Wednesday, January 11, 2012
Bank Warrants Your Atttention : AIG, BAC, WFC
One of the by-products of the government sponsored Troubled Asset Relief Program (TARP) was the issuance of warrant securities to Uncle Sam in exchange for an infusion of capital. What many investors don't know is that over the past couple of years, the United States Treasury has sold off the warrants it received via a public offering. Those sales proved successful for the U.S. Treasury and actually turned TARP into a successful endeavor for the U.S. taxpayer. Now those same warrants may turn out to be a successful endeavor the average investor.
Long-Term Options
Warrants are essentially options to buy an underlying share of stock at a specified price. Where they differ from traditional call options is with respect to time. While the longest options have a two year life, warrants can be much longer in duration. In the case of bank warrants created from TARP, the time is as long as 10 years. Financials took a beating in 2011 as a result and so did the underlying warrants. With such a wide time horizon, these warrants could reap substantial gains if bank stocks recover nicely between now and then.
Bank of America (NYSE:BAC) today trades for $6.30 against tangible book of nearly $21. While today's share price reflects the market's concern with the accuracy of the tangible book value, Bank of America shares look very undervalued today compared with where shares could be over the next few years. CEO Moynihan has plans to reduce expenses by $5 billion over the next 3 years. Against a market cap of about $65 billion, that's a significant boost to the bottom line. Bank of America Class A Warrants (NYSE:BAC-WTA) currently trade for $2.75. Each warrant conveys the right to buy one share of BAC at $13.30 a share. The warrants expire in 2019. It is not unreasonable to assume BAC could be trading for $20 or more in 2014. If so, the warrants would be worth the amount they are in the money, $6.70 plus a time premium for the remaining life of the warrant. The warrants could easily trade for $10, or more than 300% today's levels. (For related reading, see A User's Guide To Warrants.)
More Options
Wells Fargo (NYSE:WFC), a bank more people are comfortable with also has warrants outstanding as another option. Wells Fargo, unlike many of its peers today, trades at a slight premium to book value with shares trading at a little over $29. It has warrants outstanding (NYSE:WFC-WT) that allow holders the right to buy one share of Wells Fargo for $34.01 up until Oct. 28, 2018. Today the warrants trade for $9.10. If Well Fargo boosts its dividend payout at anytime during the warrant life, the exercise price of the warrant will be reduced by the dividend amount. Wells Fargo is a large and favorite holding of Warren Buffett. Shares could be worth over $40 in two to three years, and the warrants could be worth twice what they trade for today.

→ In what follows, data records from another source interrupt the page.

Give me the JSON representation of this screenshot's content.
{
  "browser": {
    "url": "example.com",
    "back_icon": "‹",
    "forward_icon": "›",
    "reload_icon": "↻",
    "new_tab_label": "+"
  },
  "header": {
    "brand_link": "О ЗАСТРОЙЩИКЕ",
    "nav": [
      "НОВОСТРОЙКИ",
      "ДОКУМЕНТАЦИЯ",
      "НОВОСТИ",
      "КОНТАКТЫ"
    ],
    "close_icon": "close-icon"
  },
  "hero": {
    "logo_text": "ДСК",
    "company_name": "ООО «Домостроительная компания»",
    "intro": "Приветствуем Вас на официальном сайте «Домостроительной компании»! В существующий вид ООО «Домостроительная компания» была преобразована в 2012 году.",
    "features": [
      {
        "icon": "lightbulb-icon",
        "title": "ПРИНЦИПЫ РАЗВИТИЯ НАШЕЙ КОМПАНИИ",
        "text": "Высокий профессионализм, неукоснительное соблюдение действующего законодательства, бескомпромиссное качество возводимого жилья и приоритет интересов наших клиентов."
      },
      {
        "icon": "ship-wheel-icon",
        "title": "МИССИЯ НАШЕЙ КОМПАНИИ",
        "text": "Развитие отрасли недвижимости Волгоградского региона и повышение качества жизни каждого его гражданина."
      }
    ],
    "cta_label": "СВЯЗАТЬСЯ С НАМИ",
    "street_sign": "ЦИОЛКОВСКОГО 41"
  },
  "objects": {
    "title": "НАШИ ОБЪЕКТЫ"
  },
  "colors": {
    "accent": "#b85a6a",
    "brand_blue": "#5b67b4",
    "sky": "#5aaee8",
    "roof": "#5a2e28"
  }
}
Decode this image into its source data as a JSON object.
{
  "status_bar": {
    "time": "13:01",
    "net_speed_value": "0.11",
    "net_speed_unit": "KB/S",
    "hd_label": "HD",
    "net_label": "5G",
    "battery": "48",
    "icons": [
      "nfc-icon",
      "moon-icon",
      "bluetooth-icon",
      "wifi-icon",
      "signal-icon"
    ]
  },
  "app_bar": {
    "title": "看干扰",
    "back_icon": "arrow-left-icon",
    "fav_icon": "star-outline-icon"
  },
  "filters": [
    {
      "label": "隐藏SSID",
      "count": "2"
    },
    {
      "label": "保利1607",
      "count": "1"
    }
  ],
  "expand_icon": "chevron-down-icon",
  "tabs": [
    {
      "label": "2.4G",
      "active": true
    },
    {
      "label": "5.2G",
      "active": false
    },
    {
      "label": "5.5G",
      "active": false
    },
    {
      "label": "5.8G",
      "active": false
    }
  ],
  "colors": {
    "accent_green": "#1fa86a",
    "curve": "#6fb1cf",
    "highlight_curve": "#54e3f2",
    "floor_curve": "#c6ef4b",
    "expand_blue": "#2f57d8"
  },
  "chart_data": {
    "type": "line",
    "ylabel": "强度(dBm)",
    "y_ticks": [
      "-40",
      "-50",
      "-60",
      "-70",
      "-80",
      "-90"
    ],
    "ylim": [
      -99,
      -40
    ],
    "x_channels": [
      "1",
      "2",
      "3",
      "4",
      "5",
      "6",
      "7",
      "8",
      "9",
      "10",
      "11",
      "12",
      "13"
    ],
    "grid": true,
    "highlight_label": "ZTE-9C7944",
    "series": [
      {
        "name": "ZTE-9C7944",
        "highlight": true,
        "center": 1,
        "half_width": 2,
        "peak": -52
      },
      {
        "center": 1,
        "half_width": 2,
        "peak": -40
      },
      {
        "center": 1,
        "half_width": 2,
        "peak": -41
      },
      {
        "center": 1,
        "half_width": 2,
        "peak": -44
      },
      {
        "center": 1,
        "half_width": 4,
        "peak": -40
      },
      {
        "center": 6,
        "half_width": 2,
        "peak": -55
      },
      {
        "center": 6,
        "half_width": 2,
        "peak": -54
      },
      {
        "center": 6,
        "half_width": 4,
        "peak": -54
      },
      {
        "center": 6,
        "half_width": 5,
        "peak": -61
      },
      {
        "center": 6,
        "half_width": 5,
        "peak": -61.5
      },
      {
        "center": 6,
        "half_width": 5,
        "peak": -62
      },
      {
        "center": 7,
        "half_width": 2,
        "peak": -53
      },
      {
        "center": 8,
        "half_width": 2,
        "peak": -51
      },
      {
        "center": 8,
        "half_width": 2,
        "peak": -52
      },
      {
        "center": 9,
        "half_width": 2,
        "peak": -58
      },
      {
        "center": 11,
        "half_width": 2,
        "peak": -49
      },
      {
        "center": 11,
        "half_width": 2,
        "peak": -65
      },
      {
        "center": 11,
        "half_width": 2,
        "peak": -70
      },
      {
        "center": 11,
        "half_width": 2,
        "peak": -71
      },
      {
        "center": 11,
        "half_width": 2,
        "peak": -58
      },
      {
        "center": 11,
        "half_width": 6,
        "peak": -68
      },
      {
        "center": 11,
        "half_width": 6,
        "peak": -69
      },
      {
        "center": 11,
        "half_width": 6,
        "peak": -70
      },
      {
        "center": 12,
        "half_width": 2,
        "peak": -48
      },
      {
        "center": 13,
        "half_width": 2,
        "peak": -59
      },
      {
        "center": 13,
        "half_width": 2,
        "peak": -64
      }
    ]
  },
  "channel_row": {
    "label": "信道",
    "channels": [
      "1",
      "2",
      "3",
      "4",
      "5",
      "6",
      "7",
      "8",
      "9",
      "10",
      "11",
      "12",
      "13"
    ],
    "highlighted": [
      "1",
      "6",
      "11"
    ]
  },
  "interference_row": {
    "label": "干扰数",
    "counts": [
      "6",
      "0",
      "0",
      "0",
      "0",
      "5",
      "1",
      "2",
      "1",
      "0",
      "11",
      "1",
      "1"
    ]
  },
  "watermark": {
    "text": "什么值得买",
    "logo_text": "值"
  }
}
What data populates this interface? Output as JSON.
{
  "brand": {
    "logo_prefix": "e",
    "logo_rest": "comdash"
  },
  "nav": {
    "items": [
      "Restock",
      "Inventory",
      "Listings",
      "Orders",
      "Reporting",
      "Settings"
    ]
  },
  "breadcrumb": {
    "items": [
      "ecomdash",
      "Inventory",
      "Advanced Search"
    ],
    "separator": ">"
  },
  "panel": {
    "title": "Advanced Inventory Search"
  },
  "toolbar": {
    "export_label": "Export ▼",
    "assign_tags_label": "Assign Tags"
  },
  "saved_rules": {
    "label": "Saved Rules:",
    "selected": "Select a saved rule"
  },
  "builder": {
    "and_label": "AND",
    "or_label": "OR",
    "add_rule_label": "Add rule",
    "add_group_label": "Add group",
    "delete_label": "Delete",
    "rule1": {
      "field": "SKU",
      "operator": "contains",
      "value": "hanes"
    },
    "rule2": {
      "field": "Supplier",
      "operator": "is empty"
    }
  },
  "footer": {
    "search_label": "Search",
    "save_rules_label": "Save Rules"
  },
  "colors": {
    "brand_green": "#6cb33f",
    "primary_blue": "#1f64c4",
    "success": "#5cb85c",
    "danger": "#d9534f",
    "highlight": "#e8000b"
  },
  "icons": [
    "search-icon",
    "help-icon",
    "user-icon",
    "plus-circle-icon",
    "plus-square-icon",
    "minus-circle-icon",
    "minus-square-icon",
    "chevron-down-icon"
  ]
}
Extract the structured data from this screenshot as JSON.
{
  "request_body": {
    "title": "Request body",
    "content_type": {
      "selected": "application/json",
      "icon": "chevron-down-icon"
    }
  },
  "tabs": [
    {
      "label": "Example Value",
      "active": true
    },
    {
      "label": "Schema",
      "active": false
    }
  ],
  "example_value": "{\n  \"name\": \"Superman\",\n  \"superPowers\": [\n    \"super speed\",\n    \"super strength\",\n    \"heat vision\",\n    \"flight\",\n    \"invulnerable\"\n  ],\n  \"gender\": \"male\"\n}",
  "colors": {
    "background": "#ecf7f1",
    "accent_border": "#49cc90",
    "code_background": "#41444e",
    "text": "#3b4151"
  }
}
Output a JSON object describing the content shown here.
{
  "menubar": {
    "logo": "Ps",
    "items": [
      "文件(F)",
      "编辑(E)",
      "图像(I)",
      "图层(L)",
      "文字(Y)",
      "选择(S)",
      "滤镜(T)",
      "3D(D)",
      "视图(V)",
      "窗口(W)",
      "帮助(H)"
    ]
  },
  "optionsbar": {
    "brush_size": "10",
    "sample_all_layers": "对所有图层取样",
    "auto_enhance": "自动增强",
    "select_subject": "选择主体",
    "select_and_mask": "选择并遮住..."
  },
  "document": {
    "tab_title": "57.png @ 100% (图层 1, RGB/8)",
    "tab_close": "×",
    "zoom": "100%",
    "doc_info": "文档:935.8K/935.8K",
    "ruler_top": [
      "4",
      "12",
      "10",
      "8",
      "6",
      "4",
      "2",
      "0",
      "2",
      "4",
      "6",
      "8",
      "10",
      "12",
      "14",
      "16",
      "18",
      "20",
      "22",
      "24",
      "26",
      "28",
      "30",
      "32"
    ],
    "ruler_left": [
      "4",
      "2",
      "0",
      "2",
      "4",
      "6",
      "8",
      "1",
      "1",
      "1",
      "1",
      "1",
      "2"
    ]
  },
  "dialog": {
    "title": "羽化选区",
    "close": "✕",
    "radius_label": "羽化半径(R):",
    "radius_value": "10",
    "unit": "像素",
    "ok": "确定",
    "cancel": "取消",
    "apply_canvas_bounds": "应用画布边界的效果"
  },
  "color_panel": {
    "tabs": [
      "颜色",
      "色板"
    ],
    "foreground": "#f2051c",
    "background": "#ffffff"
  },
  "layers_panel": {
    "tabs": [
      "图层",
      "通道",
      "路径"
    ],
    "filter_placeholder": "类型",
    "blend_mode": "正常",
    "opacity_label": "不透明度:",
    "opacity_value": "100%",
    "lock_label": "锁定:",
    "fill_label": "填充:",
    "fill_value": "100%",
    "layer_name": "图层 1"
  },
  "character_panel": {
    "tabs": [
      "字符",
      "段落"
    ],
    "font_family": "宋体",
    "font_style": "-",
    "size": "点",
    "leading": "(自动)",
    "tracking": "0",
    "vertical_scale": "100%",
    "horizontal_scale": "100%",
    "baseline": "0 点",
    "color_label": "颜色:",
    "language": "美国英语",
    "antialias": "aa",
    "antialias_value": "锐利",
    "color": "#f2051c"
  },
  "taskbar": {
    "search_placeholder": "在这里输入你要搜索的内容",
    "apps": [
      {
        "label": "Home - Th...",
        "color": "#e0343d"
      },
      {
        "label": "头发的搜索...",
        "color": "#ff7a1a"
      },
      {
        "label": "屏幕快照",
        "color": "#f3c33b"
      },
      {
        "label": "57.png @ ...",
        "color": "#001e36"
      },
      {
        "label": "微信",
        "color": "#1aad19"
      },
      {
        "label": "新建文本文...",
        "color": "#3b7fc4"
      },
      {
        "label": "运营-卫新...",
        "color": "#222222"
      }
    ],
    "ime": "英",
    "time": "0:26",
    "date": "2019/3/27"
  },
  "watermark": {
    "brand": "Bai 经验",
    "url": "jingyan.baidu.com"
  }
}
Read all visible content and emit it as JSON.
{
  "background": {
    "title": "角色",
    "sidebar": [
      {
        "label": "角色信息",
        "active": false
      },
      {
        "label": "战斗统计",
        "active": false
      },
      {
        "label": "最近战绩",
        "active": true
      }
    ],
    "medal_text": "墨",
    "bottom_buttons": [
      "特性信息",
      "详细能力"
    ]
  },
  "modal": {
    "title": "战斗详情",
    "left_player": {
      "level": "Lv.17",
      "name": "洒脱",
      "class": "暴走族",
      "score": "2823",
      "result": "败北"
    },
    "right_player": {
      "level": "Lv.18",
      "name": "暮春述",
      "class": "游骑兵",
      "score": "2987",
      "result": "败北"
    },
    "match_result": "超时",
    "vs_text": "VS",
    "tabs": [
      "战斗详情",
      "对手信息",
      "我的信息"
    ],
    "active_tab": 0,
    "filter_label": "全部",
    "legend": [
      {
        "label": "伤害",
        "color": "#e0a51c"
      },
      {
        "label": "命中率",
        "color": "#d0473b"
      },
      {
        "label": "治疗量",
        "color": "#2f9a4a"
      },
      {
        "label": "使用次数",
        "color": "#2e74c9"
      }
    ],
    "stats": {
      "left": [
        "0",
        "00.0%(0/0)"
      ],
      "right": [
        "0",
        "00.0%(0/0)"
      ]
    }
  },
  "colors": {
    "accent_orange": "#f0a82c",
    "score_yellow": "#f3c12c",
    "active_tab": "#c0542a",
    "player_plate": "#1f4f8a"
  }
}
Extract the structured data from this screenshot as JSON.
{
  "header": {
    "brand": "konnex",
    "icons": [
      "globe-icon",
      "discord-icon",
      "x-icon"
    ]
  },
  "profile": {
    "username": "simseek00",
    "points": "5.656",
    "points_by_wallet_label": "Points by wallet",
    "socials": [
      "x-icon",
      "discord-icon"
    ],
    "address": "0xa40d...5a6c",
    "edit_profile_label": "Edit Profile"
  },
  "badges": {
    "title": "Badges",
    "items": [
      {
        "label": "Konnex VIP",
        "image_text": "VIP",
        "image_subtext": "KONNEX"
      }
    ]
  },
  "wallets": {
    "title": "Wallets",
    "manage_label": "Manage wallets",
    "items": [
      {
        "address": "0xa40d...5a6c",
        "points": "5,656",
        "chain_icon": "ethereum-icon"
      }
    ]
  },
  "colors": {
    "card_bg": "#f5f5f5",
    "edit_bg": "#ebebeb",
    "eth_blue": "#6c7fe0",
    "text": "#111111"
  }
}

Insurance giant AIG (NYSE:AIG) has warrants outstanding (NYSE:AIG-WT) that don't expire until 2021 allowing owners to buy a share of AIG for $45. Currently, AIG shares trade for about $24 and the warrants trade for $5.77, respectively.
The Bottom Line
Bank warrants are a lucrative way to make a bet that U.S. financials will once again be respected by the investing public. The warrants pay off if the underlying share prices appreciate strongly over the next several years. Just the same, the warrants can decline precipitously if the underlying stock price trades lower. A warrant's return is magnified both ways in relation to the move of the underlying stock. But in seven to 10 years' time, financial warrants could be a jackpot investment.